Standardizing the format of a germline set

@martin_corcoran So then wouldn’t the inclusion of 5"UTR potentially present issues, if not everyone is describing them in their repertoire sequencing? I certainly get that there could be SNPs within the 5’UTR that are allele determinants (and I would typically be in favor of including these), but if the data coming into the database are regularly going to have varying lengths of 5’UTRs captured, then doesn’t this make this a challenging feature to include in allele designation? I wonder if we shouldn’t simply stick to coding sequence for now??? I think this deserves some discussion…

It does present issues, I agree, but if we consider one use of the database is as a resource for groups who may have an interest in cloning monoclonal antibodies then I think it is worthwhile including this region - even if we do not have a perfect solution at present. I am not advocating that people switch to sequencing the 5’UTR and leader as part of their standard analysis, just that having this information in a germline database is going to be helpful for some purposes.

So, in a scenario where you describe a new allele, and this new allele includes 10 bp of the 5’UTR, and then @bussec describes a second sequence that matches this allele but includes 16 bp of the 5’UTR, does his sequence then supersede yours?

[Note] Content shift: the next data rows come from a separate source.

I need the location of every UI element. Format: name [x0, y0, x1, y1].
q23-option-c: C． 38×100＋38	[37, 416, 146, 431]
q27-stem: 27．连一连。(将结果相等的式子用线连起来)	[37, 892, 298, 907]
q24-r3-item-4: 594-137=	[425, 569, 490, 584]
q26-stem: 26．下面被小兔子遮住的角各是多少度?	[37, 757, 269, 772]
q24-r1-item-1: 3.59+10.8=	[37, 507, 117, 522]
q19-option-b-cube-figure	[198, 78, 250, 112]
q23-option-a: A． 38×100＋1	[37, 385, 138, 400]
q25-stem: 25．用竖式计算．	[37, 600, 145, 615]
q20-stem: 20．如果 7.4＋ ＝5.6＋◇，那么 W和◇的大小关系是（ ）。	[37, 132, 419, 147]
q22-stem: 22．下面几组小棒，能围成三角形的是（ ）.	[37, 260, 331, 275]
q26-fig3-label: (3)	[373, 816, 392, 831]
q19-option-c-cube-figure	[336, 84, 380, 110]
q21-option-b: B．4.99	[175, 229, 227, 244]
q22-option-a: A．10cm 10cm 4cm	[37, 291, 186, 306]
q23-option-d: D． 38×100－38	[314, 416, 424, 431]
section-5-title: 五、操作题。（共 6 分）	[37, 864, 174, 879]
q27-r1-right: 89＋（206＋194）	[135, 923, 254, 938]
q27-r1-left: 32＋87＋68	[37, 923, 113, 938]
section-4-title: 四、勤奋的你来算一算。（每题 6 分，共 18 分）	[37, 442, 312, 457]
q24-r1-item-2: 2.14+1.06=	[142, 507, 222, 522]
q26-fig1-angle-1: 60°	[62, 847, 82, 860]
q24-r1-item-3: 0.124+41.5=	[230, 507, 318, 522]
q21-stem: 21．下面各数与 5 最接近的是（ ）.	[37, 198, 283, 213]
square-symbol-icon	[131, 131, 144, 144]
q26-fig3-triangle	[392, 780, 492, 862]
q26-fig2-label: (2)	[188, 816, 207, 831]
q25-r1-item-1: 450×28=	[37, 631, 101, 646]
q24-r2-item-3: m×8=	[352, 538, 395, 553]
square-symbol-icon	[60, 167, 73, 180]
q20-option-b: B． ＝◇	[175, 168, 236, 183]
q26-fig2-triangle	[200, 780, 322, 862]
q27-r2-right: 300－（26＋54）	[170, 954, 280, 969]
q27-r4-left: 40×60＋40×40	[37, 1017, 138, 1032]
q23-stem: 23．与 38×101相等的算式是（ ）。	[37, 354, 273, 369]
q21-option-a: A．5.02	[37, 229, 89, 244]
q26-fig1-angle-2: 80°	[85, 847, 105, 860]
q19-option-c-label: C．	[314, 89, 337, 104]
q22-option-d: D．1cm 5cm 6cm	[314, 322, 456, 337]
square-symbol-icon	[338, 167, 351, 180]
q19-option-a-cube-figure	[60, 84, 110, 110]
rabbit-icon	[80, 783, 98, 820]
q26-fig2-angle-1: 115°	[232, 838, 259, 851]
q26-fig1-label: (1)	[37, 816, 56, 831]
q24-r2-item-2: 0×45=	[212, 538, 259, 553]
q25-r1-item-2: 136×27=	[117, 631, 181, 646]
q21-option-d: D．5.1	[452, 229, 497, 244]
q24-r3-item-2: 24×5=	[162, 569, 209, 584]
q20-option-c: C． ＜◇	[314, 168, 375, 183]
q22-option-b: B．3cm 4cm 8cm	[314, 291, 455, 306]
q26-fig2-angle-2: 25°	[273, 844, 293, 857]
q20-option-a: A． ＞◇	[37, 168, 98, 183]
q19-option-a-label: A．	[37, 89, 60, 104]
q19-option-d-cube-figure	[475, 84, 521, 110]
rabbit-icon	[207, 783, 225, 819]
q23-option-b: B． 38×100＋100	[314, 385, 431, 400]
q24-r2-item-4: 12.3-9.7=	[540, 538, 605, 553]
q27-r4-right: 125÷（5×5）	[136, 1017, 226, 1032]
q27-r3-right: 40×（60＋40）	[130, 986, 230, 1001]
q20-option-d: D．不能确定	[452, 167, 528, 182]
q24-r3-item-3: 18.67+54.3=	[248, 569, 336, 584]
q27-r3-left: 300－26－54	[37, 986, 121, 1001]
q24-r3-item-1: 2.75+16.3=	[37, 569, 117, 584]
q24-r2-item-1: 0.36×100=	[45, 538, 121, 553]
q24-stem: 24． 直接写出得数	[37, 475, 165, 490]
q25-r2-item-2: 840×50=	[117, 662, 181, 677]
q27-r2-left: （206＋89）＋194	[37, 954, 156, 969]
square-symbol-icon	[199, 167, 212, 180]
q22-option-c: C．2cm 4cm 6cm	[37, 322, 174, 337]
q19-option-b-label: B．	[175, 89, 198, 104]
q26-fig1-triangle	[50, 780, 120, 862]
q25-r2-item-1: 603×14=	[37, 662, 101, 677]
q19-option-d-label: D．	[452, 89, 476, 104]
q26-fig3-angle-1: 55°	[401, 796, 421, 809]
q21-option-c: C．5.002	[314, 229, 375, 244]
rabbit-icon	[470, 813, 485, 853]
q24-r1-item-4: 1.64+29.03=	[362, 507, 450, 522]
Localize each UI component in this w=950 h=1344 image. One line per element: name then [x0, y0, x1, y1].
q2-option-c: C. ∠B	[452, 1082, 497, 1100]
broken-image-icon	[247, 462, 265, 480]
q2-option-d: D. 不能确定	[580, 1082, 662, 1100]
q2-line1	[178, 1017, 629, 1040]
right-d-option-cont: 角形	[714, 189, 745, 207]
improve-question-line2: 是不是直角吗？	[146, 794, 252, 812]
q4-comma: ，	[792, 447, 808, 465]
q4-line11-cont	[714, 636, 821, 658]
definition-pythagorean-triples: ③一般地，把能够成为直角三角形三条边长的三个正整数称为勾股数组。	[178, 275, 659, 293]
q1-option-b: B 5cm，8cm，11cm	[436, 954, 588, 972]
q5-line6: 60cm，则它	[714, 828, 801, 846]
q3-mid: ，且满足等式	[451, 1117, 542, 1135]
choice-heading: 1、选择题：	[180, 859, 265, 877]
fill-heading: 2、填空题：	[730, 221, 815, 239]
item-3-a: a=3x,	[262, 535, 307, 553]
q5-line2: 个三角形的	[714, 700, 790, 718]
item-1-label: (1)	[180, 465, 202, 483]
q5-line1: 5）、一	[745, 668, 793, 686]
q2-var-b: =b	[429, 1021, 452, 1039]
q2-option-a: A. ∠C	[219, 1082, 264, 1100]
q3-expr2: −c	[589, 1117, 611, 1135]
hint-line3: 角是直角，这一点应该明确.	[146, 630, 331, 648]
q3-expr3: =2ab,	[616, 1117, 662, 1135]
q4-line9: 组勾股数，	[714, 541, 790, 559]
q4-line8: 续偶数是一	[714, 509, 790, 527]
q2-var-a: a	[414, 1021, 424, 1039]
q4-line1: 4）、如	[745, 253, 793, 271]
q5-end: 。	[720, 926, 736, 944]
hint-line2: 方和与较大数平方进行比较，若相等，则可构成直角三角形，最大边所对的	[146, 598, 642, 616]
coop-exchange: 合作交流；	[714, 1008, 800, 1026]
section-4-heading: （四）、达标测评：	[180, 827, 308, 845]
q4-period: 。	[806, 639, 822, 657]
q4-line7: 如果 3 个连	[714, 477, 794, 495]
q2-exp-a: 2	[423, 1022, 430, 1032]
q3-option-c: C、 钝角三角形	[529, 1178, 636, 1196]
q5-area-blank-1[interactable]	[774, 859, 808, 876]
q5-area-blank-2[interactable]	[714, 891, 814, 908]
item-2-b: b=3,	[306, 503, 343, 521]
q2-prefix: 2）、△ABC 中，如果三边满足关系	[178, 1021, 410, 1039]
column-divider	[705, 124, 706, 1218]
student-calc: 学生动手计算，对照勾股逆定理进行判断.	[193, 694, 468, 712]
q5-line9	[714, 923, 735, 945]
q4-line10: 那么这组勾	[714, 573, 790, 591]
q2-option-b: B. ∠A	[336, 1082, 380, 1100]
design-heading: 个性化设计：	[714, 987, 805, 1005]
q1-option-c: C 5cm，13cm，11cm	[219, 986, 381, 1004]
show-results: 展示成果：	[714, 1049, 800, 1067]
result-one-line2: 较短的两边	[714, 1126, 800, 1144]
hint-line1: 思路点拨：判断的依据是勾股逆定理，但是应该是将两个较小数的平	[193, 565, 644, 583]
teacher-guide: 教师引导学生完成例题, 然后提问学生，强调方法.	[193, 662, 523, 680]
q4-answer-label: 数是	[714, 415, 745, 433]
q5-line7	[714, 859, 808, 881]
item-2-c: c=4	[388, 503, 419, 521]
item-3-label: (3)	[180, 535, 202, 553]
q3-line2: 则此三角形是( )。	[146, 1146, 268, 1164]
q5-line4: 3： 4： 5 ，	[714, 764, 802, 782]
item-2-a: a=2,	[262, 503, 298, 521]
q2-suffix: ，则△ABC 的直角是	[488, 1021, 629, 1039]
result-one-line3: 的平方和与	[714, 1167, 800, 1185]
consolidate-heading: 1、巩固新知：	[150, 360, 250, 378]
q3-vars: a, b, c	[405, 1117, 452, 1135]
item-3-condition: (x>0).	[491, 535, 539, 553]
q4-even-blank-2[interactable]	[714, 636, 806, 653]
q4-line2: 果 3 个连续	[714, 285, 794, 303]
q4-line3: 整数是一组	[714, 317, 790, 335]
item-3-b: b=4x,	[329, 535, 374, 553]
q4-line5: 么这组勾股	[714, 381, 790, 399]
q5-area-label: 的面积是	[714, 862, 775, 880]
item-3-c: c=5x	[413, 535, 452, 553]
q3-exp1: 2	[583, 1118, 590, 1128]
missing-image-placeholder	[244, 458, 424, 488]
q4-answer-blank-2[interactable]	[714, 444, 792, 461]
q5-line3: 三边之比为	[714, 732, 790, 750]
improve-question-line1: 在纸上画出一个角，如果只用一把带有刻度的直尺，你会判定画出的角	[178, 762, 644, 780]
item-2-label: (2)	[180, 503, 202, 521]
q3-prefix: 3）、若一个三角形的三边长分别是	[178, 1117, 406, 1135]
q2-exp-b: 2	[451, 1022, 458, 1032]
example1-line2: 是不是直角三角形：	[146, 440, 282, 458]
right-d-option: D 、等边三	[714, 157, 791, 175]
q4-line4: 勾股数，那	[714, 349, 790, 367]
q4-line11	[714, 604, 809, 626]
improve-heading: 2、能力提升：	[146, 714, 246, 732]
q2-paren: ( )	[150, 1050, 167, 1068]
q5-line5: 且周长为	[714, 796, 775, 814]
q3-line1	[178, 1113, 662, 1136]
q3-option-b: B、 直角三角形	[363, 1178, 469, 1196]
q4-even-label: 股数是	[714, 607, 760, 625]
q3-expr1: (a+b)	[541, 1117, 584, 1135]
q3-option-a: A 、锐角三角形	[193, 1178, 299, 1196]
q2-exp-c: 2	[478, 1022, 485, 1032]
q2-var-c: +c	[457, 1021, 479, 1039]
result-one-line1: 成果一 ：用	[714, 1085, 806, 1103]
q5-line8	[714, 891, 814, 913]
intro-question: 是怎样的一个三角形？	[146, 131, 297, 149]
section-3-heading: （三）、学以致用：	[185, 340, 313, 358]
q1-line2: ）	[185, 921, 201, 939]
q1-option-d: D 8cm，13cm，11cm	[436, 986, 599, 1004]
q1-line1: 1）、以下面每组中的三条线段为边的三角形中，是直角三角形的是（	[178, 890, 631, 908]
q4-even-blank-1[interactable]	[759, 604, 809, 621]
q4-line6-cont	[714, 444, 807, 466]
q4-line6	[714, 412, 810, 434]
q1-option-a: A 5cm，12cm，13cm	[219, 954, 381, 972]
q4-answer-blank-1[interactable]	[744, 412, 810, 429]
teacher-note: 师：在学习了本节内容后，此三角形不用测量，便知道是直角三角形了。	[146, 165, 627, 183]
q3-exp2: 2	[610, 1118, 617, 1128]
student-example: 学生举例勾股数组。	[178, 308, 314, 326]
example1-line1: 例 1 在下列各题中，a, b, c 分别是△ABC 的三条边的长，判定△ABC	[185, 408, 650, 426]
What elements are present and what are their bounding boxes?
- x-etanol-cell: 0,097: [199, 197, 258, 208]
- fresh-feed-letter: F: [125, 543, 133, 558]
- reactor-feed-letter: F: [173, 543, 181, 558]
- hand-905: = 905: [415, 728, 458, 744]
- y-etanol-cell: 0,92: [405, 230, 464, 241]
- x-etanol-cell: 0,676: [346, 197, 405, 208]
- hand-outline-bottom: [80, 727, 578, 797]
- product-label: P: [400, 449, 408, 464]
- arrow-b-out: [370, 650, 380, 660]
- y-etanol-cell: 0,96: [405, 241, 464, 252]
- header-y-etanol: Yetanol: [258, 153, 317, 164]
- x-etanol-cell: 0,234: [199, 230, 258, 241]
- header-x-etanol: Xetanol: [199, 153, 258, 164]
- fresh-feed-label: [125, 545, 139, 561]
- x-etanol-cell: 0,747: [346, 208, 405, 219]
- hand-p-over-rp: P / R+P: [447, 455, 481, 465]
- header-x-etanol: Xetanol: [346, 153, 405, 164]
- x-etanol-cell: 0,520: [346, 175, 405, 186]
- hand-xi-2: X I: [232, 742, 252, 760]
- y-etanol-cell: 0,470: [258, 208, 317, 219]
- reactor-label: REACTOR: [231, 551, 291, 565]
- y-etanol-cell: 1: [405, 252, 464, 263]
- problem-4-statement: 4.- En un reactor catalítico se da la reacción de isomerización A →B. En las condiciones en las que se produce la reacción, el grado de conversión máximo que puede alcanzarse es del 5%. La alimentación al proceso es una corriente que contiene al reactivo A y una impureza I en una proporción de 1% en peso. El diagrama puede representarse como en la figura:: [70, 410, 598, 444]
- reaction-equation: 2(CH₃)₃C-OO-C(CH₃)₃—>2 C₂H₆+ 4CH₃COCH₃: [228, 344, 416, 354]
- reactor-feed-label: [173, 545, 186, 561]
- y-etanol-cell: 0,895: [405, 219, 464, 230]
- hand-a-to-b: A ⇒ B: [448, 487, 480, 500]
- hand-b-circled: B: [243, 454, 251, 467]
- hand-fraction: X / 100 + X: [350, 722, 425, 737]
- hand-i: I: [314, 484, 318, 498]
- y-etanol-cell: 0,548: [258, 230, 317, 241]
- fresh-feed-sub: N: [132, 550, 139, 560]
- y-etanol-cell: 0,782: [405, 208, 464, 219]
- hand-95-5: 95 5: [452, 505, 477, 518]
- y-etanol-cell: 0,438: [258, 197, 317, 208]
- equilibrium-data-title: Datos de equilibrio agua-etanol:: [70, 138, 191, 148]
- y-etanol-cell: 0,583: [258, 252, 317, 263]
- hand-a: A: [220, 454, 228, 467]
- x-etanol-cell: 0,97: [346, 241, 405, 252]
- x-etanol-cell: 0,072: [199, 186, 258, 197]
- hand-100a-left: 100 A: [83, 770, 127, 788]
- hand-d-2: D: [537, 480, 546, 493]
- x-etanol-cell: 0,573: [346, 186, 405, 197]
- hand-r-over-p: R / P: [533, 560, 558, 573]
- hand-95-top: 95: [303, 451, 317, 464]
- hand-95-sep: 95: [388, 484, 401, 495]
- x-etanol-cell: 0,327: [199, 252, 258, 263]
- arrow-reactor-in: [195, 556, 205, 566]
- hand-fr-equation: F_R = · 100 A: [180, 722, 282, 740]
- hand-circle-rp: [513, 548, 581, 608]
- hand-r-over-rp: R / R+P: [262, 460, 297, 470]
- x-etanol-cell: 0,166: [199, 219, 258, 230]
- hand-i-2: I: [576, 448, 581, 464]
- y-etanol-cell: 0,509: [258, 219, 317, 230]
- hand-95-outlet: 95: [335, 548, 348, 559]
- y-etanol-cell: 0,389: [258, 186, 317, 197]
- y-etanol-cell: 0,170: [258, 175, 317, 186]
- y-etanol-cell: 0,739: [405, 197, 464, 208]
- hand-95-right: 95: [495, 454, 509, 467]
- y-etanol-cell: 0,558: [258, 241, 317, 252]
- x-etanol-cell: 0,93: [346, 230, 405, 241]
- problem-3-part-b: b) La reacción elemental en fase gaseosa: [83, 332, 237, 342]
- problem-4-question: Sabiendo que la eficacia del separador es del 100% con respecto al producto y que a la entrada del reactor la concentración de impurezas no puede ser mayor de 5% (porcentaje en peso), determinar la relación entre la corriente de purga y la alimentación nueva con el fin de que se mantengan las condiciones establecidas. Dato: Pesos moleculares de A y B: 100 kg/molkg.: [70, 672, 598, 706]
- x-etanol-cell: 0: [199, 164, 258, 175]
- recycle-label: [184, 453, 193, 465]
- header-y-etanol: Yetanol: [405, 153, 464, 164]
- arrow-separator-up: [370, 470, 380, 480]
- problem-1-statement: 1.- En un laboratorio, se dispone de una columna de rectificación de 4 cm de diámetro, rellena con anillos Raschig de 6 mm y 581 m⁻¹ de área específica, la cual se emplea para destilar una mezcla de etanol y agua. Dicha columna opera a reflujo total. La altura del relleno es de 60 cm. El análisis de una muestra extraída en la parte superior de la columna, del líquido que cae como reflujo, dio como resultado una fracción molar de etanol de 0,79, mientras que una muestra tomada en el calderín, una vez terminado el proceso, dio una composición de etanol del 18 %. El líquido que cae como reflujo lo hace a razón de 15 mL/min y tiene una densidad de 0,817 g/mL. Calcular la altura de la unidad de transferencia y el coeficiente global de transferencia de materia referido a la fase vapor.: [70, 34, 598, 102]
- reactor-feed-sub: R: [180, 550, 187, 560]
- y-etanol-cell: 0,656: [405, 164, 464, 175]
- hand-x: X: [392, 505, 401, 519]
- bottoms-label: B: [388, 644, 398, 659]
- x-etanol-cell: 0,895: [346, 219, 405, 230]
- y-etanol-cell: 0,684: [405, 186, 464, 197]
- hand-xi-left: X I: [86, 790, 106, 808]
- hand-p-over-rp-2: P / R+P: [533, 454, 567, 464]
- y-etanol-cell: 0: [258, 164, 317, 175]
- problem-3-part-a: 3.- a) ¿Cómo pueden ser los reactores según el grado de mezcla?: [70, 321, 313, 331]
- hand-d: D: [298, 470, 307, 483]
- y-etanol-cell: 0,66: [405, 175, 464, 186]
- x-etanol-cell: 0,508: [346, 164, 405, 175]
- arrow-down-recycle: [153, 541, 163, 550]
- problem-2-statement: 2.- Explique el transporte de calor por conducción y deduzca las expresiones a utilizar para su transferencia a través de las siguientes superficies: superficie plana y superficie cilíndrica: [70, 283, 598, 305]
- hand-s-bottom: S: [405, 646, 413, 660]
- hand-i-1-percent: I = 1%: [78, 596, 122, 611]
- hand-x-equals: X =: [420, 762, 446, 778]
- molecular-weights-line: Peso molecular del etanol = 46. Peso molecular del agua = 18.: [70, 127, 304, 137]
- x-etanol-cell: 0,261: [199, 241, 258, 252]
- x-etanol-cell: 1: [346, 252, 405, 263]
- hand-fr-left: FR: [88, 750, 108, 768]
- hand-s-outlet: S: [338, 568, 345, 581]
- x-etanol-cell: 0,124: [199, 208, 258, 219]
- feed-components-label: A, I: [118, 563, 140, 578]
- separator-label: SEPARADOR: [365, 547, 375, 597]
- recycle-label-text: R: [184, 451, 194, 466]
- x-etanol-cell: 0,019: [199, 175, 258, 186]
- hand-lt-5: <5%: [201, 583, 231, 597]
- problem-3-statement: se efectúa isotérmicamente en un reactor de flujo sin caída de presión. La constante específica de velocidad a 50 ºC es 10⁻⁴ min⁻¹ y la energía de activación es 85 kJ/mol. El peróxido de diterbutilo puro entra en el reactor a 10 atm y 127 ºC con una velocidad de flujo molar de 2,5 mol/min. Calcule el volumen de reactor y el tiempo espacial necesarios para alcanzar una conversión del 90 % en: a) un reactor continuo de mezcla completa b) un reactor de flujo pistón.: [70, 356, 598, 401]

@bussec, how would your db scheme handle such a situation re aggregation and source layers?

First, a new source record would be generated for the second sequence. Then, as the sequences are identical in the overlapping parts, the id of the new source record would be included in the aggregation record. The overall confidence in the existence of the segment (represented by the aggregation record) would increase, assuming that the new sequence originates from an independent study.
We have not yet decided which sequence would be reported back to a user, this could either be one of the associated sequences without further editing (e.g. the longest one or the one with the highest overall quality) or a trimmed version focusing on a predefined region (e.g. ATG to RSS for V segments).